Analysis	Description
Data visualization with plots	A 2-dimensional (3-dimensional) scatter plot of the data is created via principal component analysis (PCA). In the case of classification, the feature columns are projected along the two (three) most significant pricipal components and the points in the plot are colored based on their labeled class. In the case of regression, the feature columns are projected along the one (two) most signficant principal component(s) (horizontal axes) and the projected data are plotted along with their labeled values (vertical axis). In either case, the percentage of explained variance is reported.
Feature relationships	Relationships between feature columns and the label column are calculated. Correlations between every pair of columns are calculated. Also, various dependencies are calculated. The mutual information indicates the dependency between a feature column and the label column. The F-value and p-value for each feature column relative to the label column are based on ANOVA in the case of classification analysis and on univariate linear regression testing in the case of regression analysis.
Training metrics	The size of (number of points in) the training data is reported along with various measures of the machine learning model's performance on the training data. For classification problems, the performance measures include the accuracy, F1 score, precision, recall, and area under the ROC curve. For regression problems, the performance measures include the R² score, adjusted R² score, mean squared error (MSE), and mean absolute error (MAE).
Testing metrics	The size of (number of points in) the testing data is reported along with various measures of the machine learning model's performance on the testing data. For classification problems, the performance measures include the accuracy, F1 score, precision, recall, and area under the ROC curve. For regression problems, the performance measures include the R² score, adjusted R² score, out of sample R² score, mean squared error (MSE), and mean absolute error (MAE).
Other analyses	For classification problems, a confusion matrix, classification report, receiver operating characteristic (ROC) curve, and precision recall curve (PRC) are shown for the testing data.
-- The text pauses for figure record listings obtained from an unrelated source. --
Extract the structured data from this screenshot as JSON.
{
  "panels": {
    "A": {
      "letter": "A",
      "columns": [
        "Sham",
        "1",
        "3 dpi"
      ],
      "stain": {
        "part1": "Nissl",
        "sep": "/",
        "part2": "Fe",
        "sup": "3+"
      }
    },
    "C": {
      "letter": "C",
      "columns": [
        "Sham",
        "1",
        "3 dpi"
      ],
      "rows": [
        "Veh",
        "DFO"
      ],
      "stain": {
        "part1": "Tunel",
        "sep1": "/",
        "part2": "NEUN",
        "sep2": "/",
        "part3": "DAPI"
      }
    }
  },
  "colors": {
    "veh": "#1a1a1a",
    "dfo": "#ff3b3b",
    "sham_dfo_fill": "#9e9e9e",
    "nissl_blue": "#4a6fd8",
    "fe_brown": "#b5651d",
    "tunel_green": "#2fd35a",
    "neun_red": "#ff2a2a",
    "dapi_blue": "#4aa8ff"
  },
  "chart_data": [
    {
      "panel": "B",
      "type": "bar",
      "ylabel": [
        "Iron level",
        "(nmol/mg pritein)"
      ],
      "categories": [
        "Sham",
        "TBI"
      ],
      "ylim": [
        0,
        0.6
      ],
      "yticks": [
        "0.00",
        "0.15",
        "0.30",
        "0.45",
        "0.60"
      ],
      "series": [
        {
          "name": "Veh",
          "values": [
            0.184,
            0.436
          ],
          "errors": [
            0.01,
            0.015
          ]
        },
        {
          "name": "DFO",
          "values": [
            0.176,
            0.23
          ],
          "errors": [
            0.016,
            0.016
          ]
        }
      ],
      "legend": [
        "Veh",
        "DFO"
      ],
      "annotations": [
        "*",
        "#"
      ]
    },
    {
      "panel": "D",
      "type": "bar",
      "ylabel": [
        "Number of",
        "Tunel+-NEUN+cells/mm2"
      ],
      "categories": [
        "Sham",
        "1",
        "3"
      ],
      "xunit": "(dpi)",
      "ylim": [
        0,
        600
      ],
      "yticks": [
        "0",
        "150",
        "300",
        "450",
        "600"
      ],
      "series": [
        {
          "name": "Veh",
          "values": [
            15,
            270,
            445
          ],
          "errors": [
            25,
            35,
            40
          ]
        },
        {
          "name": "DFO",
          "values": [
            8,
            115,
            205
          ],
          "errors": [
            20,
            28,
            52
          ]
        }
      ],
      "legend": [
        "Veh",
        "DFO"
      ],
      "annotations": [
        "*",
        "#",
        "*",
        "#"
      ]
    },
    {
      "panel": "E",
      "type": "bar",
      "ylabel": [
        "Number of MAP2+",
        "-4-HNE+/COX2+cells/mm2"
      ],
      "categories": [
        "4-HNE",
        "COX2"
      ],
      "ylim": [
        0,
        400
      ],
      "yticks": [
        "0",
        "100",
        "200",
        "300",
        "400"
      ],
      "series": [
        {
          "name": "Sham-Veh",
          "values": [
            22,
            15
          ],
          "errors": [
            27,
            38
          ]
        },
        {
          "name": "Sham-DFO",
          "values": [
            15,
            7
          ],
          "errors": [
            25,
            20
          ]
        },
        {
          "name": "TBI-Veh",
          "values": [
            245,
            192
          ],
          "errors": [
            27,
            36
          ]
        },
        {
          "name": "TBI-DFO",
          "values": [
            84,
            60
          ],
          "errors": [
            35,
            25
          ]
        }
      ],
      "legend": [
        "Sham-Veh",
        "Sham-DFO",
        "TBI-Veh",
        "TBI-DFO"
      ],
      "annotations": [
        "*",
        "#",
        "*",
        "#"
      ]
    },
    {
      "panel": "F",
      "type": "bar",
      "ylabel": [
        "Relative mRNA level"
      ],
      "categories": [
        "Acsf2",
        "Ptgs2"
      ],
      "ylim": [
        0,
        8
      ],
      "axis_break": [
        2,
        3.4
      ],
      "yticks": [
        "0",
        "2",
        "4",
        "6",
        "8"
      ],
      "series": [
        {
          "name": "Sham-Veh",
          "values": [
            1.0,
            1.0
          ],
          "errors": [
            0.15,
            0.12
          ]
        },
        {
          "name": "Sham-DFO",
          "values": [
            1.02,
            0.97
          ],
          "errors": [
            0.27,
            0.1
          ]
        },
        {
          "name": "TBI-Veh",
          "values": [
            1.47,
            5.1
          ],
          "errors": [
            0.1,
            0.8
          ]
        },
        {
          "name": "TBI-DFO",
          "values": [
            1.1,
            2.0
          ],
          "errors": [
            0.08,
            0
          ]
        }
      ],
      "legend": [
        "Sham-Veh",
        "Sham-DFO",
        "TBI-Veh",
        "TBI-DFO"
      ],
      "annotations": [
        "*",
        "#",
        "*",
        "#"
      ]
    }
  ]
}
For regression problems, a plot is generated showing values predicted by the model as compared to actual values, and two plots relating to residuals are generated.

Fidelity of Results

In general, code produced by MLpronto will yield the same results each time it is executed. Many machine learning algorithms employ randomization, and MLpronto seeds random number generation to ensure consistent results. However, there may be exceptional cases where results differ, e.g., if code is executed on the MLpronto webserver using one version of libraries and the same code is then executed on a user's local machine using a different version of libraries.

Libraries used by MLpronto

MLpronto uses the following libraries and versions

Python	3.9.18
numpy	1.23.2
pandas	1.4.3
sklearn	1.1.2
matplotlib	3.5.3

Source Code

MLpronto source code is available on GitHub

Citing MLpronto

MLpronto: A tool for democratizing machine learning. Tjaden J, Tjaden B. PLoS ONE, 18(11):e0294924, 2023.